Auch für den speziellen Transport von behinderten oder kranken Menschen werden Omnibusse entsprechend umgebaut und mit einer Niederflurtechnik sowie speziellen Hilfsmitteln versehen. Dazu gehören unter anderem Auffahrrampen, Hebebühnen oder Lifte, speziell entwickelte Befestigungs- und Rollstuhlhaltesysteme sowie Gürte zum Festzurren von Rollstühlen.

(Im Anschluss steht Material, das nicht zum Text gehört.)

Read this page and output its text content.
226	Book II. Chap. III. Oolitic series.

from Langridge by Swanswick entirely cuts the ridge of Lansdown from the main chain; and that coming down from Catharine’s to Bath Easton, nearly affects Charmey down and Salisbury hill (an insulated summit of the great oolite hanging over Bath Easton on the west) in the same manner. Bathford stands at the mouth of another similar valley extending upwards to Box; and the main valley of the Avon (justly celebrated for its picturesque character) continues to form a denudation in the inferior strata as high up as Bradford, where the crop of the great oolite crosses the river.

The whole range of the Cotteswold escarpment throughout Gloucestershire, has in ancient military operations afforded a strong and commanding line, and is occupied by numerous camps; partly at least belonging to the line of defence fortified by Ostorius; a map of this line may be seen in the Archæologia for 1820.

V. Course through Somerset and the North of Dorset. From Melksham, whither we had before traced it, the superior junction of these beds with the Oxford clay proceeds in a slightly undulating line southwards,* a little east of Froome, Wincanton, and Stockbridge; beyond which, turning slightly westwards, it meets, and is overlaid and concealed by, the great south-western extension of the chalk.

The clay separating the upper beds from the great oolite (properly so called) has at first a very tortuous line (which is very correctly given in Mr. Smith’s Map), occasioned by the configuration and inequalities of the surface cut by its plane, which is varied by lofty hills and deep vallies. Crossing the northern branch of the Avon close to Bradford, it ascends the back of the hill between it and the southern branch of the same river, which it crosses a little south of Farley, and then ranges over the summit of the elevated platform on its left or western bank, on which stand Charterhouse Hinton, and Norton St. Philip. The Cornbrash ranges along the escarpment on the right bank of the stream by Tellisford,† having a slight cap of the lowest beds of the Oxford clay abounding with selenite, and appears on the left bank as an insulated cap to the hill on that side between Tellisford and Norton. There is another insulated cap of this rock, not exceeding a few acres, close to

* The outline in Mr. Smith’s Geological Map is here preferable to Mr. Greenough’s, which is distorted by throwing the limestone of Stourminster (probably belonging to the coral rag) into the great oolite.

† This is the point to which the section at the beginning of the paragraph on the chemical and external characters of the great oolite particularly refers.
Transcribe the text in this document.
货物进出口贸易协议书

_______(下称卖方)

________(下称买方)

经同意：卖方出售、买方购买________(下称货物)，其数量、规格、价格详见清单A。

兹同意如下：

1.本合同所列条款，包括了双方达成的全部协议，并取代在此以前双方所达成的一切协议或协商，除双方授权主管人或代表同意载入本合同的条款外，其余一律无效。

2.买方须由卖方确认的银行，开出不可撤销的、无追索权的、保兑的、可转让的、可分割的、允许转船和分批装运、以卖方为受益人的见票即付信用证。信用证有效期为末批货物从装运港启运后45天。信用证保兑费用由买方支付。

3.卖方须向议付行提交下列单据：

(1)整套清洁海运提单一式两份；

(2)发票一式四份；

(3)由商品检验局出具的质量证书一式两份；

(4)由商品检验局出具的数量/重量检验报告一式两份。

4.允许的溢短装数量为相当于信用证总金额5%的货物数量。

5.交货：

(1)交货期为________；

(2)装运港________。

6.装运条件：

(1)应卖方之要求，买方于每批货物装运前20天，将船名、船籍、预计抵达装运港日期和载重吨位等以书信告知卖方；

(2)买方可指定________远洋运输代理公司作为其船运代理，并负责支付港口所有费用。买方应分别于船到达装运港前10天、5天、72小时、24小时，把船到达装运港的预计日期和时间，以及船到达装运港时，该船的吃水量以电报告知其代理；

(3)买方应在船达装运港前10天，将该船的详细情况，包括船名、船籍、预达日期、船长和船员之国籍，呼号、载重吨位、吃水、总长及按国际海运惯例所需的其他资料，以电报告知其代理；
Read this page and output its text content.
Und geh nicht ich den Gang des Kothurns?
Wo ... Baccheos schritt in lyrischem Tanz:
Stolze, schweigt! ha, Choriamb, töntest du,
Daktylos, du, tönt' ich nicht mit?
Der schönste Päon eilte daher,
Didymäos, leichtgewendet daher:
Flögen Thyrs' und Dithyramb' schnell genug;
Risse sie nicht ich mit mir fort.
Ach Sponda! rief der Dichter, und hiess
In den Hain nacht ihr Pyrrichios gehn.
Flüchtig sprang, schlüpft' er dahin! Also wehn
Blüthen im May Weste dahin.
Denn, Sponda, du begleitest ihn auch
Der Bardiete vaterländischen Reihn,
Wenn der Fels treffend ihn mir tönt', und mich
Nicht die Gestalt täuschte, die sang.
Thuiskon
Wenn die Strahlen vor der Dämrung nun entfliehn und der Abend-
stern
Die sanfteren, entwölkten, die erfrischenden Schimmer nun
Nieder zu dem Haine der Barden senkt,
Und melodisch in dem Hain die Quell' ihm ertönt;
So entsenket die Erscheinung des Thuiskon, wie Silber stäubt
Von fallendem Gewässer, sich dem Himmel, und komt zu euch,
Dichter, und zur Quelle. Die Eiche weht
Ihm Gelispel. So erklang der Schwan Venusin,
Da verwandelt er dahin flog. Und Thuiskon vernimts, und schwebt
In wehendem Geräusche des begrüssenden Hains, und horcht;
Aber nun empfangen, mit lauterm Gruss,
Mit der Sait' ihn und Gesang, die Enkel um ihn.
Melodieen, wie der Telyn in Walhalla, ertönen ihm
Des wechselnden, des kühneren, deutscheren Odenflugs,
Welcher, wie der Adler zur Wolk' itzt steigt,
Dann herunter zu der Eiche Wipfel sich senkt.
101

Diese behindertengerechten und genauestens auf die Bedürfnisse von kranken und pflegebedürftigen Personen abgestimmten Ein- und Ausstiegssysteme werden vorrangig in Kleinbussen oder aber auch in Personenkraftwagen mit einer entsprechend ausreichenden Dachhöhe eingebaut. Jedoch verwenden auch spezielle Reise- oder Stadtbusse vermehrt Einstiegshilfen für behinderte oder kranke Menschen. Es gibt einige Firmen, die sich ganz speziell auf die Herstellung von Hilfsmitteln für den sicheren und komfortablen Transport von behinderten, kranken oder pflegebedürftigen Menschen im Bereich der Omnibustechnik spezialisiert haben. Für den Einsatz von solchen sogenannten Krankentransport- oder Rollstuhlbussen existieren jedoch in der Bundesrepublik sehr strenge Richtlinien und Vorgaben.

Die meisten, von den großen Busherstellern produzierten Niederflurbusse haben eine Länge von ab zehn Metern, im Bereich Der Klein- und Midibusse gibt es hingegen nur eine relativ kleine Auswahl an Niederflurbussen. Dies findet seinen Ursprung unter anderem darin, dass die Klein- und Midibusse auf eine bereits vorhandene Fahrzeugchassis aufbauen, die an sich nicht für eine Verwendung im Zusammenhang mit der Niederflurtechnik geeignet und bestimmt sind. Um aus einem Klein- oder Midibus einen Niederflurbus herzustellen, wäre somit ein massiver Eingriff in die originale Fahrzeugchassis für den Fahrzeughersteller von Nöten, was wirtschaftlich nicht rentabel wäre und auch eine Frage der Fahrzeugkarosseriegarantie ist. Auch wäre dies mit enormen Entwicklungs- und Homolegationskosten (Zulassungskosten) verbunden.

Einige wenige Bushersteller setzen trotz aller widrigen Umstände auf die Entwicklung und die Herstellung von Niederflurbussen im Bereich der Klein- und Midibusse, dazu gehören der österreichische Bushersteller "Kutsenitz" und der niederländische Bushersteller "VDL-Kusters".